KACiiigAooooAKKKKACiiigAooooA//Z"}]}
I get a response like this:
>./test_local_tfs.sh
HEADER=|Content-Type:application/json;charset=UTF-8|
URL=|http://127.0.0.1:8501/v1/models/saved_model/versions/1:predict|
* Trying 127.0.0.1...
* TCP_NODELAY set
* Connected to 127.0.0.1 (127.0.0.1) port 8501 (#0)
> POST /v1/models/saved_model/versions/1:predict HTTP/1.1
> Host: 127.0.0.1:8501
> User-Agent: curl/7.54.0
> Accept: */*
> Content-Type:application/json;charset=UTF-8
> Content-Length: 85033
> Expect: 100-continue
>
< HTTP/1.1 100 Continue
* We are completely uploaded and fine
< HTTP/1.1 400 Bad Request
< Content-Type: application/json
< Date: Tue, 17 Sep 2019 10:47:18 GMT
< Content-Length: 85175
<
{ "error": "Failed to process element: 0 of \'instances\' list. Error: Invalid argument: JSON Value: {\n \"b64\": \"/9j/4AAQSkZJRgABAQAAS
...
ooooA//Z\"\n} Type: Object is not of expected type: uint8" }
I've tried converting a local version of the same file to base64 like so (confirming that the dtype is uint8) ...

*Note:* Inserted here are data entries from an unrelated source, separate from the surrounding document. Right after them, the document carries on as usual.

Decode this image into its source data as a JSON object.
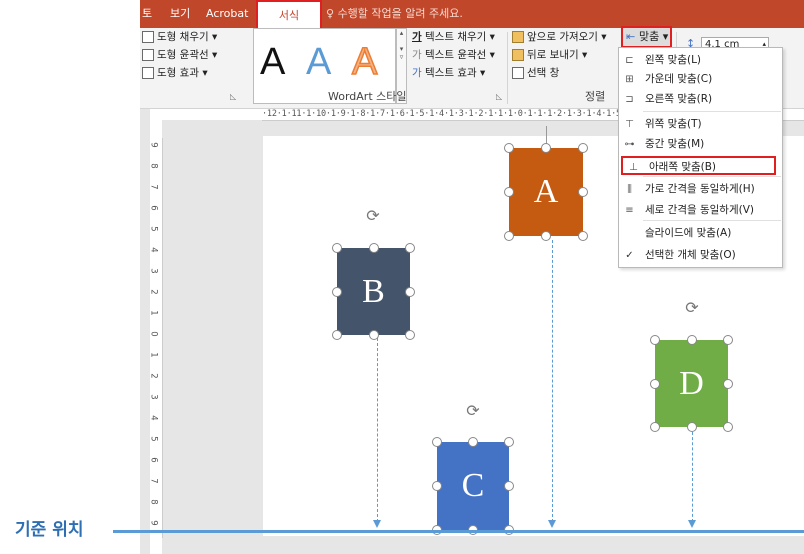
{
  "tabs": {
    "items": [
      "토",
      "보기",
      "Acrobat",
      "서식"
    ],
    "active": "서식",
    "tell_me": "수행할 작업을 알려 주세요."
  },
  "ribbon": {
    "shape_styles": {
      "fill": "도형 채우기",
      "outline": "도형 윤곽선",
      "effects": "도형 효과"
    },
    "wordart": {
      "letters": [
        "A",
        "A",
        "A"
      ],
      "text_fill": "텍스트 채우기",
      "text_outline": "텍스트 윤곽선",
      "text_effects": "텍스트 효과",
      "group_label": "WordArt 스타일"
    },
    "arrange": {
      "bring_forward": "앞으로 가져오기",
      "send_backward": "뒤로 보내기",
      "selection_pane": "선택 창",
      "align": "맞춤",
      "group_label": "정렬"
    },
    "size": {
      "height_value": "4.1 cm"
    }
  },
  "ruler": {
    "horizontal": "·12·1·11·1·10·1·9·1·8·1·7·1·6·1·5·1·4·1·3·1·2·1·1·1·0·1·1·1·2·1·3·1·4·1·5·1·6·1·7·1·8·1·9·1·10·1·11·1·12·",
    "vertical": [
      "9",
      "8",
      "7",
      "6",
      "5",
      "4",
      "3",
      "2",
      "1",
      "0",
      "1",
      "2",
      "3",
      "4",
      "5",
      "6",
      "7",
      "8",
      "9"
    ]
  },
  "align_menu": {
    "items": [
      {
        "icon": "align-left-icon",
        "label": "왼쪽 맞춤(L)"
      },
      {
        "icon": "align-center-icon",
        "label": "가운데 맞춤(C)"
      },
      {
        "icon": "align-right-icon",
        "label": "오른쪽 맞춤(R)"
      },
      {
        "icon": "align-top-icon",
        "label": "위쪽 맞춤(T)"
      },
      {
        "icon": "align-middle-icon",
        "label": "중간 맞춤(M)"
      },
      {
        "icon": "align-bottom-icon",
        "label": "아래쪽 맞춤(B)",
        "highlighted": true
      },
      {
        "icon": "distribute-horizontal-icon",
        "label": "가로 간격을 동일하게(H)"
      },
      {
        "icon": "distribute-vertical-icon",
        "label": "세로 간격을 동일하게(V)"
      },
      {
        "icon": "",
        "label": "슬라이드에 맞춤(A)"
      },
      {
        "icon": "checkmark-icon",
        "label": "선택한 개체 맞춤(O)"
      }
    ]
  },
  "shapes": [
    {
      "label": "A",
      "color": "#c55a11"
    },
    {
      "label": "B",
      "color": "#44546a"
    },
    {
      "label": "C",
      "color": "#4472c4"
    },
    {
      "label": "D",
      "color": "#70ad47"
    }
  ],
  "annotation": {
    "baseline_label": "기준 위치",
    "baseline_color": "#5b9bd5"
  },
  "colors": {
    "tab_bar": "#c1472b",
    "highlight": "#e02020"
  }
}
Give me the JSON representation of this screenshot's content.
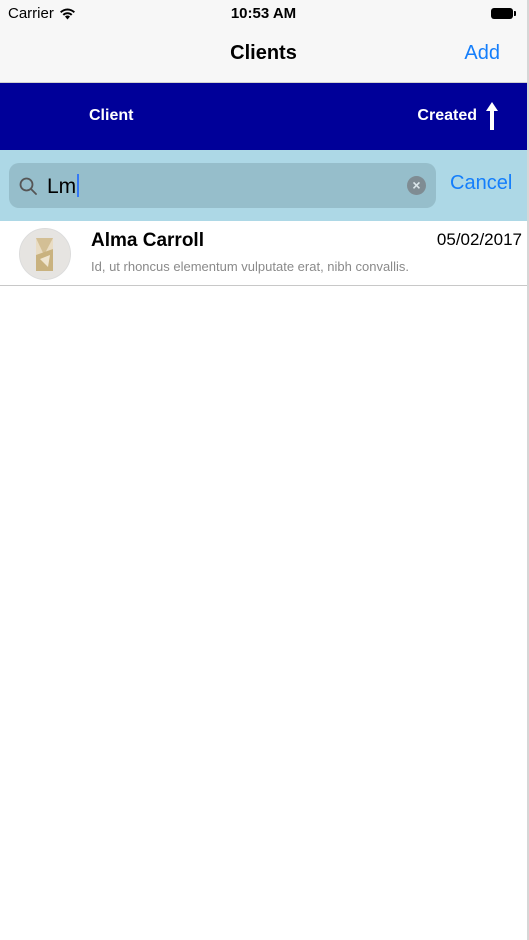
{
  "status_bar": {
    "carrier": "Carrier",
    "time": "10:53 AM"
  },
  "nav": {
    "title": "Clients",
    "add_label": "Add"
  },
  "sort_header": {
    "client_label": "Client",
    "created_label": "Created",
    "direction": "ascending"
  },
  "search": {
    "query": "Lm",
    "cancel_label": "Cancel"
  },
  "colors": {
    "header_bg": "#000099",
    "search_bg": "#add8e6",
    "accent": "#147efb"
  },
  "results": [
    {
      "name": "Alma Carroll",
      "date": "05/02/2017",
      "description": "Id, ut rhoncus elementum vulputate erat, nibh convallis."
    }
  ]
}
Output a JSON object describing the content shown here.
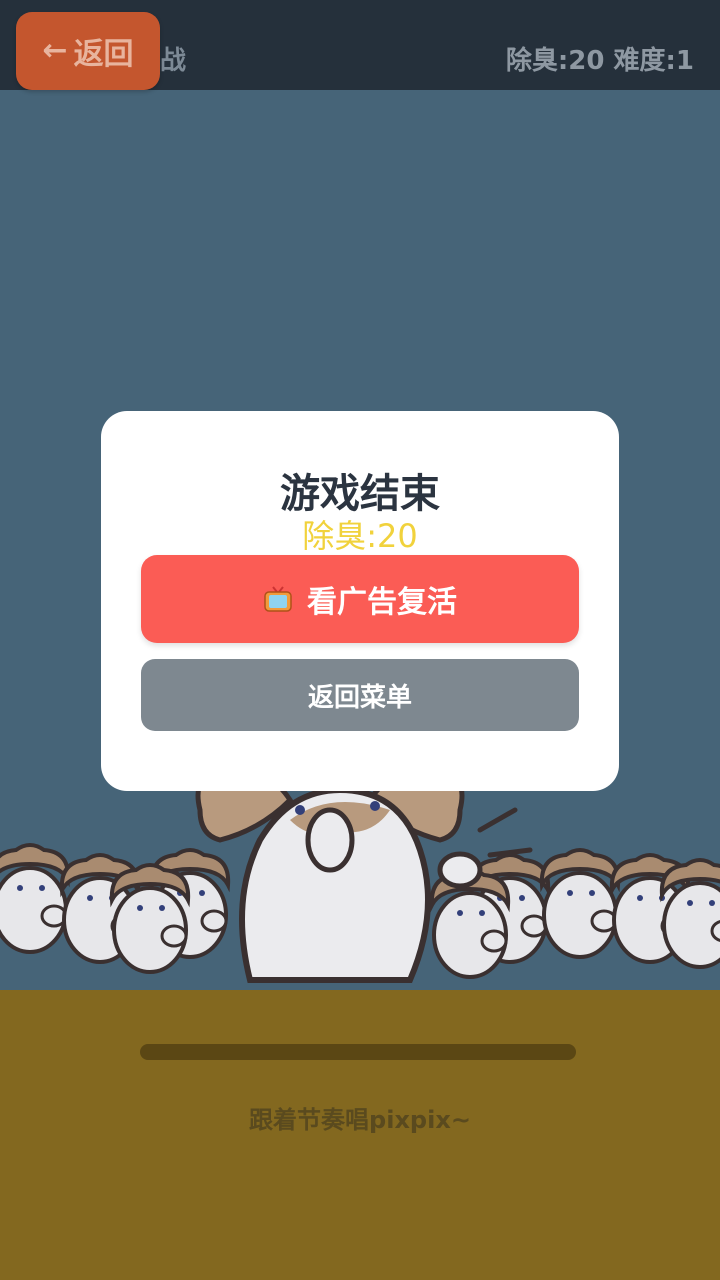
{
  "header": {
    "back_label": "返回",
    "back_icon": "left-arrow-icon",
    "title_fragment": "战",
    "stats": "除臭:20 难度:1"
  },
  "modal": {
    "title": "游戏结束",
    "score": "除臭:20",
    "revive_label": "看广告复活",
    "revive_icon": "tv-icon",
    "menu_label": "返回菜单"
  },
  "footer": {
    "hint": "跟着节奏唱pixpix~",
    "progress_fraction": 0.0
  },
  "colors": {
    "sky": "#466478",
    "ground": "#83681f",
    "revive_button": "#fb5c55",
    "menu_button": "#7e8890",
    "score_text": "#f1d23c"
  }
}
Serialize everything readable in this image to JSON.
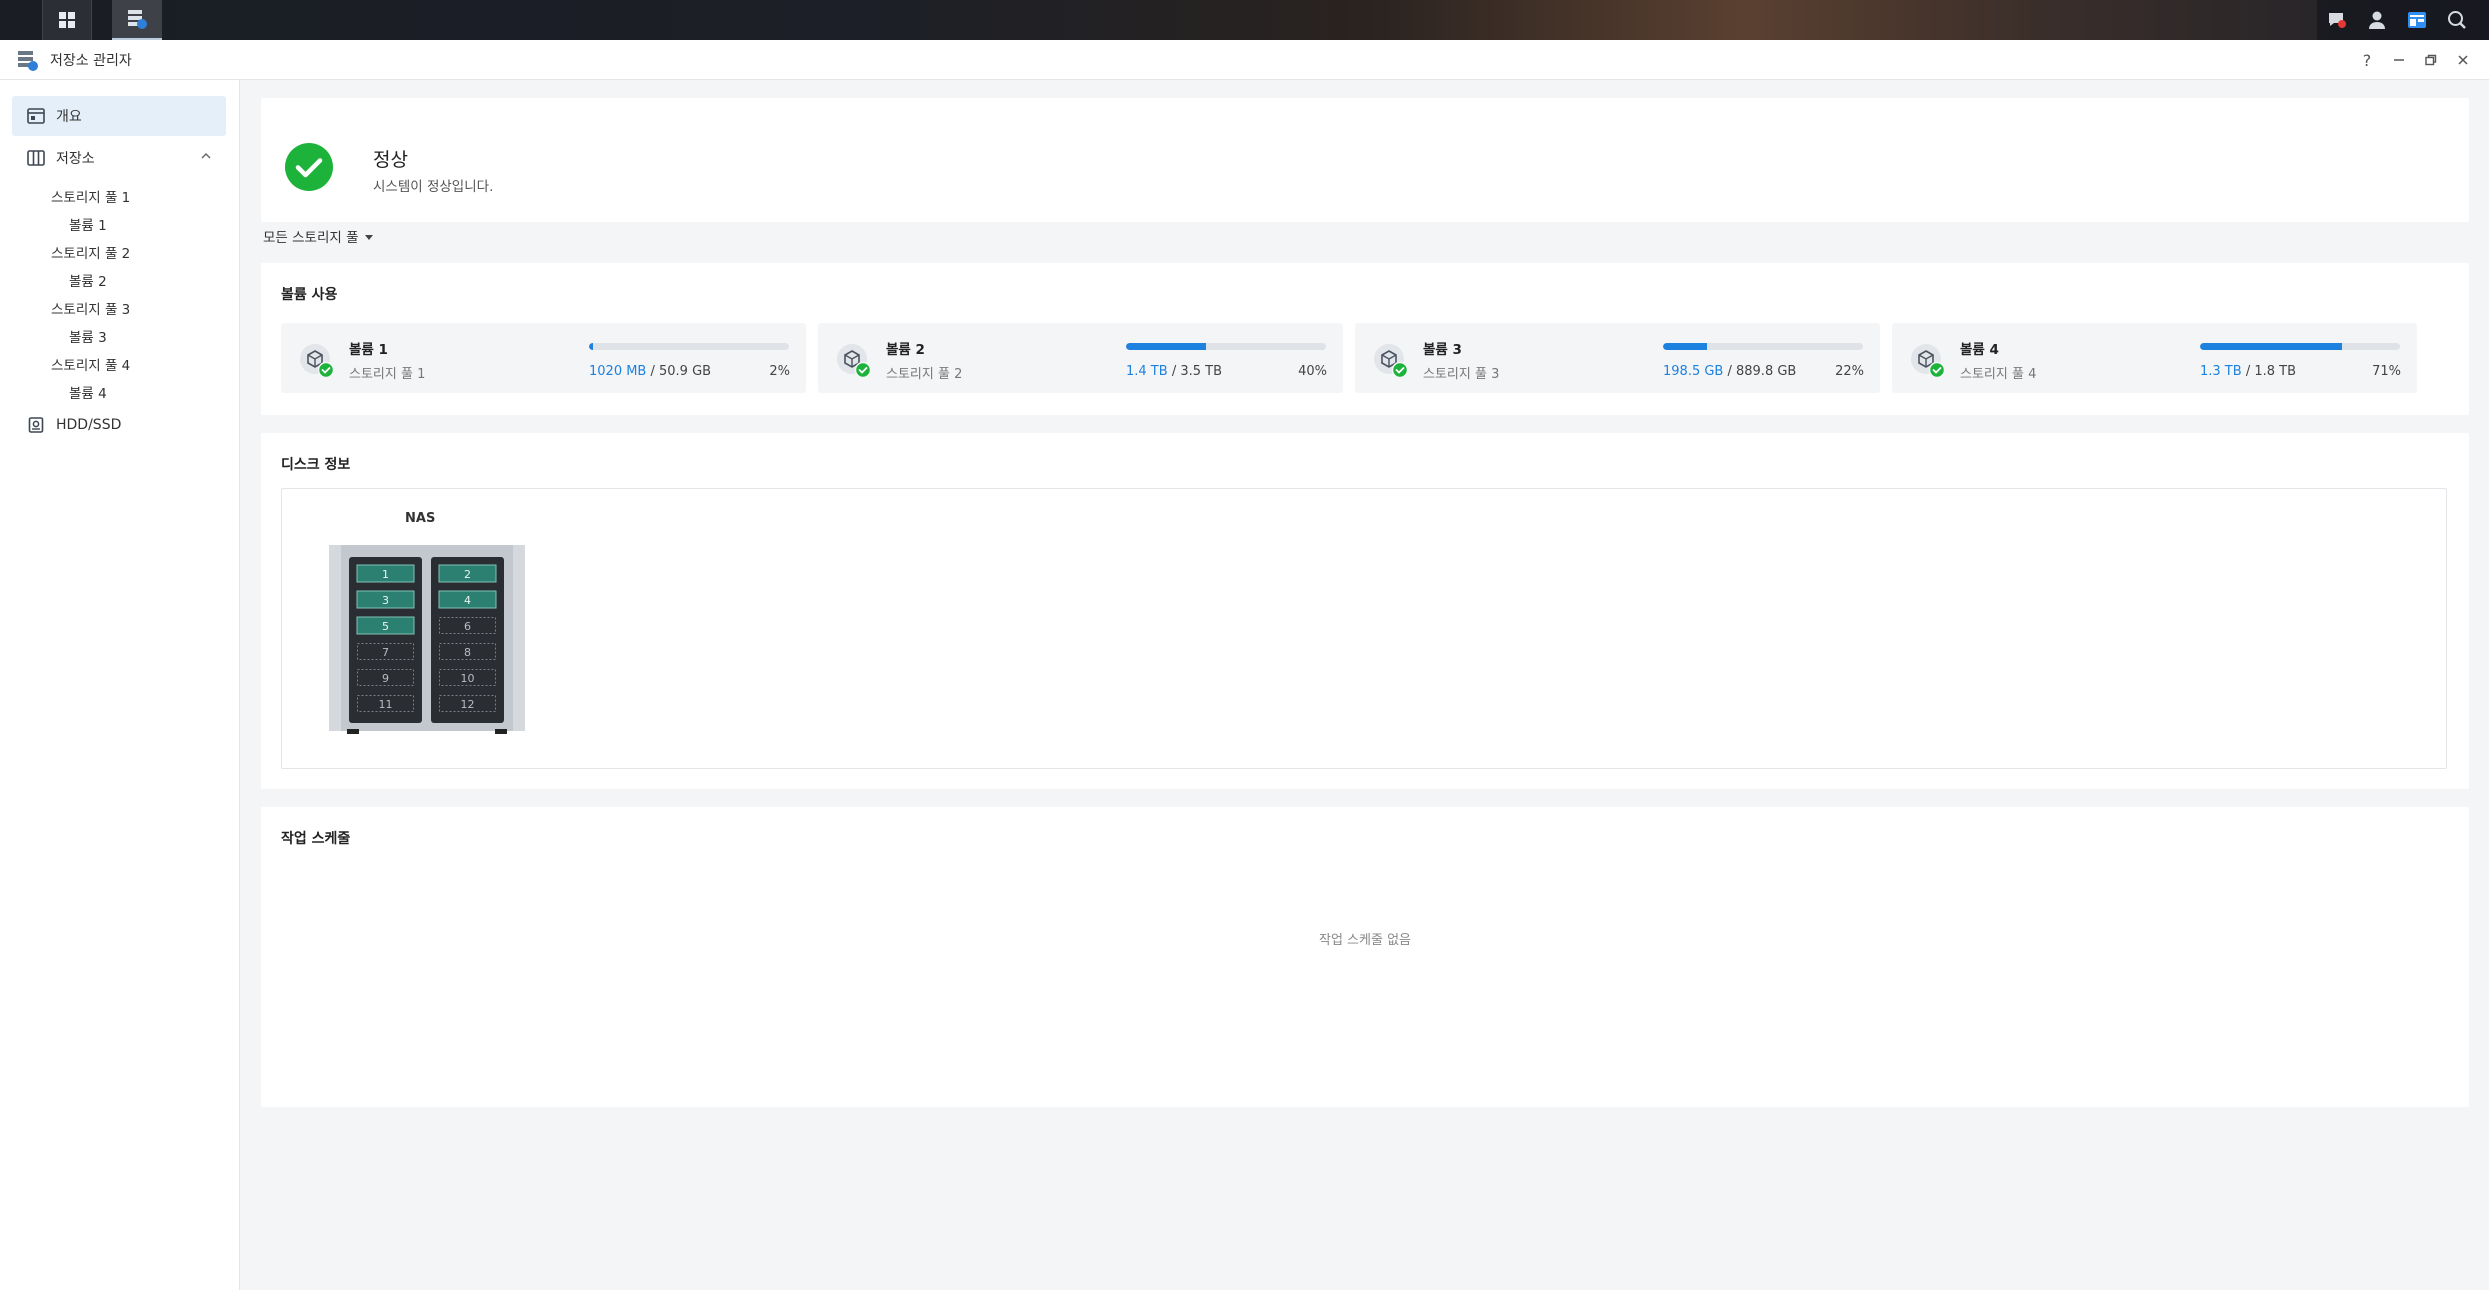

img = cv2.imread('cat.jpg')
print('dtype: ' + str(img.dtype))
_, buf = cv2.imencode('.jpg', img)
jpeg_bytes = base64.b64encode(buf).decode('utf-8')
predict_request = '{"instances" : [{"b64": "%s"}]}' % jpeg_bytes
But posting this JSON generates the same error.
However, when the json is formated like so ...
{'instances': [[[[112, 71, 48], [104, 63, 40], [107, 70, 20], [108, 72, 21], [109, 77, 0], [106, 75, 0], [92, 66, 0], [106, 80, 0], [101, 80, 0], [98, 77, 0], [100, 75, 0], [104, 80, 0], [114, 88, 17], [94, 68, 0], [85, 54, 0], [103, 72, 11], [93, 62, 0], [120, 89, 25], [131, 101, 37], [125, 95, 31], [119, 91, 27], [121, 93, 29], [133, 105, 40], [119, 91, 27], [119, 96, 56], [120, 97, 57], [119, 96, 53], [102, 78, 36], [132, 103, 44], [117, 88, 28], [125, 89, 4], [128, 93, 8], [133, 94, 0], [126, 87, 0], [110, 74, 0], [123, 87, 2], [120, 92, 30], [124, 95, 33], [114, 90, 32],
...
, [43, 24, 33], [30, 17, 36], [24, 11, 30], [29, 20, 38], [37, 28, 46]]]]}
... it works. The problem is this json file is >11 MB in size.
How do I make the base64 encoded version of the json work?
UPDATE: It seems that we have to edit the pretrained model to accept base64 images at the input layer
This article describes how to edit the model ... Medium: Serving Image-Based Deep Learning Models with TensorFlow-Serving’s RESTful API ... unfortunately, it assumes that we have access to the code which generated the model.
user260826's solution provides a work-around using an estimator but it assumes the model is a keras model. Not true in this case.
Is there a generic method to make a model ready for TensorFlow Serving REST interface with a base64 encoded image that works with any of the TensorFlow model formats?